Thu, 21 May 2020 10:58 BUNDLE       WARNING underlying model will be computed at compute_times for lc01 but exposed at dataset times in order to include gaussian processes
Thu, 21 May 2020 10:58 BUNDLE       WARNING underlying model will be computed at compute_times for lc01 but exposed at dataset times in order to include gaussian processes

In [17]:
print(b.run_checks_compute())


Run Checks Report: WARNING
WARNING: underlying model will be computed at compute_times for lc01 but exposed at dataset times in order to include gaussian processes (6 affected parameters, affecting run_compute)

In [18]:
b.run_compute(model='withGPs')


Thu, 21 May 2020 10:58 BUNDLE       WARNING underlying model will be computed at compute_times for lc01 but exposed at dataset times in order to include gaussian processes
Thu, 21 May 2020 10:58 PARAMETERS   WARNING times=(0.0 -> 5.0) outside of interpolation limits (0.0 -> 1.0), attempting to interpolate at phases=(-0.4900000000000002 -> 0.5)
Thu, 21 May 2020 10:58 BUNDLE       WARNING model for dataset='lc01' resampled at dataset times when adding GPs
Out[18]:
<ParameterSet: 5 parameters | qualifiers: fluxes_nogps, fluxes, times, gps, comments>

In [19]:
afig, mplfig = b.plot(c={'withoutGPs': 'red', 'withGPs': 'green'},
                      ls={'withoutGPs': 'dashed', 'withGPs': 'solid'},
                      s={'model': 0.03},
                      save='figure_GPs_times.eps', 
                      show=True)



In [20]:
afig, mplfig = b.plot(c={'withoutGPs': 'red', 'withGPs': 'green'},
                      ls={'withoutGPs': 'dashed', 'withGPs': 'solid'},
                      s={'model': 0.03},
                      x='phases', 
                      save='figure_GPs_phases.eps', show=True)
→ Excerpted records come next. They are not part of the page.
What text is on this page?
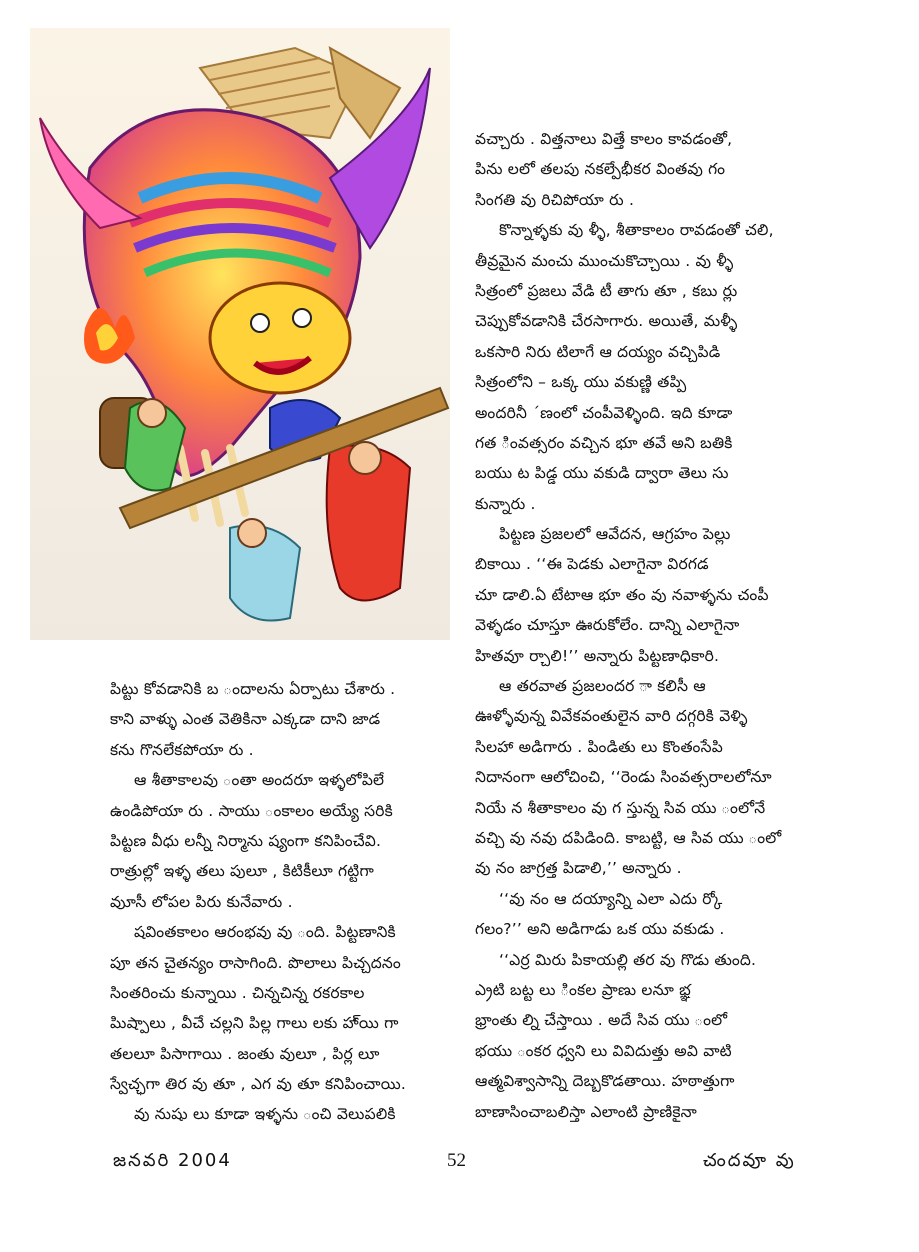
పిట్టు కోవడానికి బ ందాలను ఏర్పాటు చేశారు .
కాని వాళ్ళు ఎంత వెతికినా ఎక్కడా దాని జాడ
కను గొనలేకపోయా రు .
ఆ శీతాకాలవు ంతా అందరూ ఇళ్ళలోపిలే
ఉండిపోయా రు . సాయు ంకాలం అయ్యే సరికి
పిట్టణ వీధు లన్నీ నిర్మాను ష్యంగా కనిపించేవి.
రాత్రుల్లో ఇళ్ళ తలు పులూ , కిటికీలూ గట్టిగా
వుూసీ లోపల పిరు కునేవారు .
షవింతకాలం ఆరంభవు వు ంది. పిట్టణానికి
పూ తన చైతన్యం రాసాగింది. పొలాలు పిచ్చదనం
సింతరించు కున్నాయి . చిన్నచిన్న రకరకాల
పిుష్పాలు , వీచే చల్లని పిల్ల గాలు లకు హా్యి గా
తలలూ పిసాగాయి . జంతు వులూ , పిర్ల లూ
స్వేచ్ఛగా తిర వు తూ , ఎగ వు తూ కనిపించాయి.
వు నుషు లు కూడా ఇళ్ళను ంచి వెలుపలికి
వచ్చారు . విత్తనాలు విత్తే కాలం కావడంతో,
పిను లలో తలపు నకల్పేభీకర వింతవు గం
సింగతి వు రిచిపోయా రు .
కొన్నాళ్ళకు వు ళ్ళీ, శీతాకాలం రావడంతో చలి,
తీవ్రమైన మంచు ముంచుకొచ్చాయి . వు ళ్ళీ
సిత్రంలో ప్రజలు వేడి టీ తాగు తూ , కబు ర్లు
చెప్పుకోవడానికి చేరసాగారు. అయితే, మళ్ళీ
ఒకసారి నిరు టిలాగే ఆ దయ్యం వచ్చిపిడి
సిత్రంలోని – ఒక్క యు వకుణ్ణి తప్పి
అందరినీ ˊణంలో చంపీవెళ్ళింది. ఇది కూడా
గత ింవత్సరం వచ్చిన భూ తవే అని బతికి
బయు ట పిడ్డ యు వకుడి ద్వారా తెలు సు
కున్నారు .
పిట్టణ ప్రజలలో ఆవేదన, ఆగ్రహం పెల్లు
బికాయి . ‘‘ఈ పెడకు ఎలాగైనా విరగడ
చూ డాలి.ఏ టేటాఆ భూ తం వు నవాళ్ళను చంపీ
వెళ్ళడం చూస్తూ ఊరుకోలేం. దాన్ని ఎలాగైనా
హితవూ ర్చాలి!’’ అన్నారు పిట్టణాధికారి.
ఆ తరవాత ప్రజలందర ా కలిసీ ఆ
ఊళ్ళోవున్న వివేకవంతులైన వారి దగ్గరికి వెళ్ళి
సిలహా అడిగారు . పిండితు లు కొంతంసేపి
నిదానంగా ఆలోచించి, ‘‘రెండు సింవత్సరాలలోనూ
నియే న శీతాకాలం వు గ స్తున్న సివ యు ంలోనే
వచ్చి వు నవు దపిడింది. కాబట్టి, ఆ సివ యు ంలో
వు నం జాగ్రత్త పిడాలి,’’ అన్నారు .
‘‘వు నం ఆ దయ్యాన్ని ఎలా ఎదు ర్కో
గలం?’’ అని అడిగాడు ఒక యు వకుడు .
‘‘ఎర్ర మిరు పికాయల్లి తర వు గొడు తుంది.
ఎ్రటి బట్ట లు ింకల ప్రాణు లనూ భ్ఞ
భ్రాంతు ల్ని చేస్తాయి . అదే సివ యు ంలో
భయు ంకర ధ్వని లు వివిదుత్తు అవి వాటి
ఆత్మవిశ్వాసాన్ని దెబ్బకొడతాయి. హఠాత్తుగా
బాణాసించాబలిస్తా ఎలాంటి ప్రాణికైనా
జనవరి 2004	52	చందవూ వు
Thu, 21 May 2020 10:58 PARAMETERS   WARNING defaulting to i='times' to plot in time-order because system is time_dependent.  Pass i='phases' to override.
Thu, 21 May 2020 10:58 PARAMETERS   WARNING defaulting to i='times' to plot in time-order because system is time_dependent.  Pass i='phases' to override.
Thu, 21 May 2020 10:58 PARAMETERS   WARNING defaulting to i='times' to plot in time-order because system is time_dependent.  Pass i='phases' to override.